На ступеньках крыльца сидел Вовка Капралов. Поднялся навстречу, тревожно спросил:

— Галя, что с тобой? Тебя обидел этот тип?

— Твое-то какое дело? Чего здесь путаешься? Видеть никого не хочу! — вспылила она. Не могла сдержать себя в эту минуту.

— Ну, ладно, я молчу, — обиделся Вовка и ходко зашагал в темноту к дороге. Лучше бы не ходить в Климово, не унижать себя. Рухнули все надежды.

Галя опустилась на ступеньку, где только что сидел он, и, закрыв лицо ладонями, вздрагивая всем телом, снова зашлась неутешными слезами. Не ведая о ее страданиях, где-то рядом на яблонях вдохновенно распевал соловей.

11

Как только выдастся денек потеплей, посолнечней, старый Силантьев подолгу сидит на улице возле дома. Спасибо, сын Николай сколотил удобную лавочку со спинкой. Зимой-то никуда не выйдешь, ждешь, ждешь лета, будто освобождения какого: всей радости осталось, что посидеть на пригреве, поглядеть на родное село, на зеленую речную пойму, в которой скрыта недосягаемая теперь Сотьма, а главное, на людей. Все спешат по разным делам, громко разговаривают, смеются, а его почти не замечают, как привычный предмет белореченского пейзажа. Он не обижается, потому что его жизнь позади, и так дольше всех сверстников зажился. Сын и сноха не обижают, кормят.

Да, жизнь уходит вперед, появляется много нового, непонятного. С любопытством смотрит Михаил Агафонович на машины и разную сельхозтехнику, проезжающие по дороге или сельской улицей. Пройдет могучий трактор с колесами в человеческий рост — земля трясется, а в кабине такой махины улыбается щуплый белобрысый паренек, дескать, ничего особенного, дело привычное. Свой сын Николай — первостатейный механизатор, любую технику знает назубок. В газете про него часто пишут. Сам-то старик к технике ни разу не прикоснулся, поскольку родился еще в том веке. Давно уж не в новость, например, телевизор, а все равно непостижимо и удивительно, когда показывают прямо в твоей избе любые страны и земли. Говорят, и на Луну люди слетали. Господи!

Задумавшись, Михаил Агафонович долго смотрит вдаль, где тают в сизой дымке леса, словно силится вспомнить что-то столь же далекое, притуманенное временем. В самом деле, представить только, что его детство и юность прошли еще при царе! Даже кажется неправдоподобным, что он, крепкий русоволосый мальчуган, когда-то бегал по этой улице босиком или в легоньких лапоточках, сплетенных отцом. Поездки в ночное, пастьба овец, первые сенокосы на речных пожнях, молотьба в риге, летние гуляния и зимние беседы — все осталось в той дали времени, вспоминается разрозненными эпизодами. Другие ребятишки гомонят теперь на улице, изменилось само село. Может быть, только Сотьма течет, как прежде, в своих кудрявых берегах. Взглянуть бы на нее, да уж нет ходу дальше этой лавочки.
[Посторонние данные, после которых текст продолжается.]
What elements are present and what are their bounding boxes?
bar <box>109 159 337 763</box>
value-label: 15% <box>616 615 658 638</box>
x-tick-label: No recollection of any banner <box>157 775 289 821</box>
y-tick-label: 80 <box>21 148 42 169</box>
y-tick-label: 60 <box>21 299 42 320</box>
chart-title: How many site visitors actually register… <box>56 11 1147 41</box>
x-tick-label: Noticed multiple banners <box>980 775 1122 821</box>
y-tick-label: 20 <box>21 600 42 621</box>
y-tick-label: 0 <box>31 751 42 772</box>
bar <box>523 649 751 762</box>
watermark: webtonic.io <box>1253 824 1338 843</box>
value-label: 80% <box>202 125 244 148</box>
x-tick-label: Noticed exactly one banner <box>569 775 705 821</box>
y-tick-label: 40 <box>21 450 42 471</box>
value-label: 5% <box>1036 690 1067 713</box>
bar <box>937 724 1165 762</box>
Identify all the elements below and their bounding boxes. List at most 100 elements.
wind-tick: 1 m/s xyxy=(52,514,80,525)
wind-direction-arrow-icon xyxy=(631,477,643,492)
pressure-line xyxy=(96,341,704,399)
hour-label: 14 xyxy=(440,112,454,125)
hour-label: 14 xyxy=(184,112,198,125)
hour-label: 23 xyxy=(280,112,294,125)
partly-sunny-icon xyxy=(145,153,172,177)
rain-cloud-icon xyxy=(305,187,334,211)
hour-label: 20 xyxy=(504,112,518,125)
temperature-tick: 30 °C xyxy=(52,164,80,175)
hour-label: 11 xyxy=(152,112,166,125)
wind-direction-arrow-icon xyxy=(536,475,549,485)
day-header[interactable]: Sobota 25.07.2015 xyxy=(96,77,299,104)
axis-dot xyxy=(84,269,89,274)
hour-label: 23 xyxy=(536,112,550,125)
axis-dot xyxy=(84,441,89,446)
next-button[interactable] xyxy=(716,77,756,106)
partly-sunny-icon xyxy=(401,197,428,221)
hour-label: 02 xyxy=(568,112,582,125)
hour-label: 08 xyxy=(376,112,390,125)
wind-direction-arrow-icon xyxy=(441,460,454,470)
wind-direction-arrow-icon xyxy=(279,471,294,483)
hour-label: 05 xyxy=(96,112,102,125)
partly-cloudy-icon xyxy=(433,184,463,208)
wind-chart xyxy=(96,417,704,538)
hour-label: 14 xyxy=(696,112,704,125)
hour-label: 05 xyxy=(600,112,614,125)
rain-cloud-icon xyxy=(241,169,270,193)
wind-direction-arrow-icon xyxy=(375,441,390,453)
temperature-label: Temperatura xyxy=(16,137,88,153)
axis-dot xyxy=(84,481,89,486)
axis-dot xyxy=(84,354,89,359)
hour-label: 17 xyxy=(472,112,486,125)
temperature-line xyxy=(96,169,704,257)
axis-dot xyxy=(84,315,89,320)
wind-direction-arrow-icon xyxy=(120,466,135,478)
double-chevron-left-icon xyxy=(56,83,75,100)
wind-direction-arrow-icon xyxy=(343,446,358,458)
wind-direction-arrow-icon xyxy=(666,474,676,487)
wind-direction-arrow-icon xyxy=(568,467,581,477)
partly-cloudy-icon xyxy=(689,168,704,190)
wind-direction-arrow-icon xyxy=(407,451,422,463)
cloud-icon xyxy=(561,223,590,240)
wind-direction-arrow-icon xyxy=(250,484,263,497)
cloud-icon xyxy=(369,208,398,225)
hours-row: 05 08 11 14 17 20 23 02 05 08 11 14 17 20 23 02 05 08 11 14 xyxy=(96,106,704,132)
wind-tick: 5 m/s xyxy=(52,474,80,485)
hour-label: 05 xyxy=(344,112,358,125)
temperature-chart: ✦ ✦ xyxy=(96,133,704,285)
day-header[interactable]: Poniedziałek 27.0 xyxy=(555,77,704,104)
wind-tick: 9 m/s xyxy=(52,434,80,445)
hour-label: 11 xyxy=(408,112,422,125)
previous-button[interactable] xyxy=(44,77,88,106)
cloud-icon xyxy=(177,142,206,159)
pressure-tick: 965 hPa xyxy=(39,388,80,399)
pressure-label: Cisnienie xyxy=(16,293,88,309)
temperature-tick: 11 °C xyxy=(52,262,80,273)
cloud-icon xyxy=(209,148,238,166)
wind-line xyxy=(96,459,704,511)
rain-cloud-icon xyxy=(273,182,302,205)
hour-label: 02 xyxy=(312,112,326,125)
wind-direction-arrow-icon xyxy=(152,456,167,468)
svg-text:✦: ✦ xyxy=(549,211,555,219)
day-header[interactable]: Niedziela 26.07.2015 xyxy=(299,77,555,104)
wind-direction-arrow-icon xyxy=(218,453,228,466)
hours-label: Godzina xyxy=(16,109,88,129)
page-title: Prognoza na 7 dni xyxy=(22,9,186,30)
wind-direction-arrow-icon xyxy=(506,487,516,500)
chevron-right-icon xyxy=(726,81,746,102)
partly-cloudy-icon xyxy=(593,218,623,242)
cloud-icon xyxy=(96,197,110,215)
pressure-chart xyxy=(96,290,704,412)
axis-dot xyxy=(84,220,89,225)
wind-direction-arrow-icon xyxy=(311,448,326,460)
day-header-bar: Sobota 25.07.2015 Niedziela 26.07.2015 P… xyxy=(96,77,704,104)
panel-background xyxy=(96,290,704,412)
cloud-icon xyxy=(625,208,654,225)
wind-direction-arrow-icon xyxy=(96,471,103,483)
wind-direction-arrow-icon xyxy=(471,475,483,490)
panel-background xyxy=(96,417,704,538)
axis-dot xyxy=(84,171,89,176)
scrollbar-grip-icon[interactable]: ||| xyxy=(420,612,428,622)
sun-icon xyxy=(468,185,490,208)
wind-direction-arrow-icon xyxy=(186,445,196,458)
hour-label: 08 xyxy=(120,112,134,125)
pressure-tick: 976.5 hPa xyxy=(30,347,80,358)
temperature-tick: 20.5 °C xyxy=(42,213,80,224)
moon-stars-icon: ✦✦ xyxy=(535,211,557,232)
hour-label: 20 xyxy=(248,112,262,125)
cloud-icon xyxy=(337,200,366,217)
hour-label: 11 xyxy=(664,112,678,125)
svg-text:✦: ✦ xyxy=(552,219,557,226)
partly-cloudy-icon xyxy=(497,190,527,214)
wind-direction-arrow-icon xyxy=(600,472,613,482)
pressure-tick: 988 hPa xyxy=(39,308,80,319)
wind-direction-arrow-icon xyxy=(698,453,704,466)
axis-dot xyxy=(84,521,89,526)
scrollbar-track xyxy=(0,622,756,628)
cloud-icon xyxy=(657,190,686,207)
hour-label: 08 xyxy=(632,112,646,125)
Всему свой предел назначен…

— Добрый день, Михаил Агафонович! — поклонился подошедший к нему директор Логинов.

— Здравствуй, Алексей Васильевич! — обрадованно заморгал линяло-голубыми глазами старик и подержался за козырек картуза. — Чай, по делам торопишься, а то присядь.

Логинов исполнил его желание. Все некогда потолковать с белореченским патриархом; может быть, спохватишься, да будет поздно. Что ни говори, живой свидетель истории.

— Как здоровье-то, Михаил Агафонович?